The terms relay and contactor are often used interchangeably, and this is mainly because their functioning principle is the same. Even though the principles may be the same, there are tons of differences between these two components, and their purpose is different too.
In this article, we’ll discuss the differences between a relay and a contactor.
Relay and Contactor: An Overview
Before going deep into their differences, it’s better to know each of these devices better, as it’ll help you understand their characteristics better.
What Is a Relay?
The relay is an electronic device that’s used for operating the contacts in a circuit through the change in different conditions. These changes can be in the same Circuit or even in a different circuit, but that must be done in a way that affects the primary Circuit.
What Is a Contactor?
The contactor is an electronic device that is used for establishing or interrupting any electric circuit under regular conditions.
Differences Between Relay and a Contactor
In this section, we’ll discuss the different factors where the relay and the contactor are different from one another.
The main difference that you need to know between relay and contactor is their application. While relays are mostly used in single-phase circuits such as control circuits, the contactors are mostly used for switching a 3-phase load.
A contactor can be used for carrying current loads of more than 10A. However, the relays are usually limited to 10A, if not less.
When it comes to the size, the contactors are far bigger than the relays.
The Auxiliary contacts can be either NO or NC, and these are used for performing additional functions. While the number of auxiliary contacts in relays will be two at least, they will be at least one set of three-phase power contacts in contactors, and the number of auxiliary contacts will vary.

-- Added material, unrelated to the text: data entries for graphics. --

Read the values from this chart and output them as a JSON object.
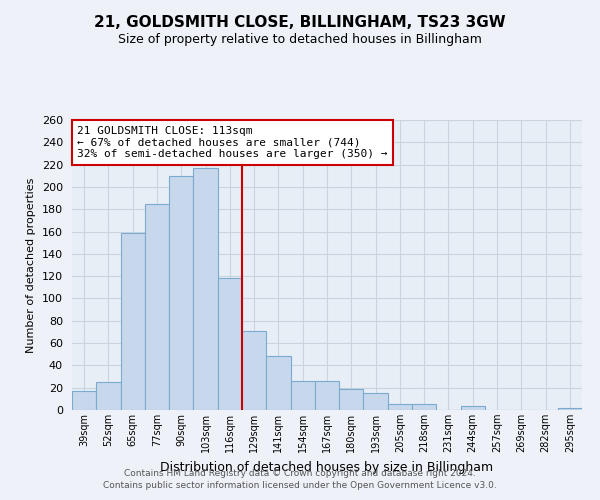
{
  "title": "21, GOLDSMITH CLOSE, BILLINGHAM, TS23 3GW",
  "subtitle": "Size of property relative to detached houses in Billingham",
  "xlabel": "Distribution of detached houses by size in Billingham",
  "ylabel": "Number of detached properties",
  "bar_labels": [
    "39sqm",
    "52sqm",
    "65sqm",
    "77sqm",
    "90sqm",
    "103sqm",
    "116sqm",
    "129sqm",
    "141sqm",
    "154sqm",
    "167sqm",
    "180sqm",
    "193sqm",
    "205sqm",
    "218sqm",
    "231sqm",
    "244sqm",
    "257sqm",
    "269sqm",
    "282sqm",
    "295sqm"
  ],
  "bar_values": [
    17,
    25,
    159,
    185,
    210,
    217,
    118,
    71,
    48,
    26,
    26,
    19,
    15,
    5,
    5,
    0,
    4,
    0,
    0,
    0,
    2
  ],
  "bar_color": "#c8d8ec",
  "bar_edge_color": "#7aaad0",
  "highlight_line_color": "#cc0000",
  "highlight_index": 6,
  "annotation_title": "21 GOLDSMITH CLOSE: 113sqm",
  "annotation_line1": "← 67% of detached houses are smaller (744)",
  "annotation_line2": "32% of semi-detached houses are larger (350) →",
  "annotation_box_color": "#ffffff",
  "annotation_box_edge": "#cc0000",
  "footer1": "Contains HM Land Registry data © Crown copyright and database right 2024.",
  "footer2": "Contains public sector information licensed under the Open Government Licence v3.0.",
  "ylim": [
    0,
    260
  ],
  "yticks": [
    0,
    20,
    40,
    60,
    80,
    100,
    120,
    140,
    160,
    180,
    200,
    220,
    240,
    260
  ],
  "background_color": "#eef2f8",
  "plot_bg_color": "#e8eef6",
  "grid_color": "#c8d4e0",
  "title_fontsize": 11,
  "subtitle_fontsize": 9,
  "xlabel_fontsize": 9,
  "ylabel_fontsize": 8
}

The common voltage rating of contactors is 1000V. On the other hand, it’s usually 250V only for relays.
Opening and Closing of the Contacts
While the contacts are designed to work in both open and closed functions in the case of relays, they will work mostly in the open form in the case of contactors.
Contactors are required to carry high current, which is why they come with some extra safety features than the relays. First of all, the contacts are spring-loaded, which allows them to prevent energizing accidentally.
Then again, the contactors also come with arc suppression for quenching the arc faster. However, these safety features aren’t usually found in the relays.
Difference between Relay and Contactor: A Comparison Table
|Single-phase circuits||3-phase circuits|
|Can’t carry more than 10A||Can carry more than 10A|
|Small in size||Larger in comparison to relays|
|Must be two one-phase contacts at least||Will be at least one 3-phase contact|
|Doesn’t offer many safety features||Offers spring-loaded contacts and arc suppression|
|Opening and Closing of the Contacts
|Functions in both open and closed mode||Functions mostly in open form|
Which One Should You Use?
There are three things to consider when choosing between relay and contactor. These are:
i. Amount of Electricity Passed
If the electricity passed is higher than 10A, then you need a contactor.
ii. Voltage Load
If the voltage load is 250V or below, then go for a relay. If it’s higher than 250V and around 1000V, then use a contactor.
iii. The phase of the Circuit
For one-phase circuits, use relays, and for three-phase circuits, contactors are more suitable.
Knowing the difference between relay and contactor is important, as it will help you choose the most suitable component for your work. Choose wisely, or you may end up damaging the components!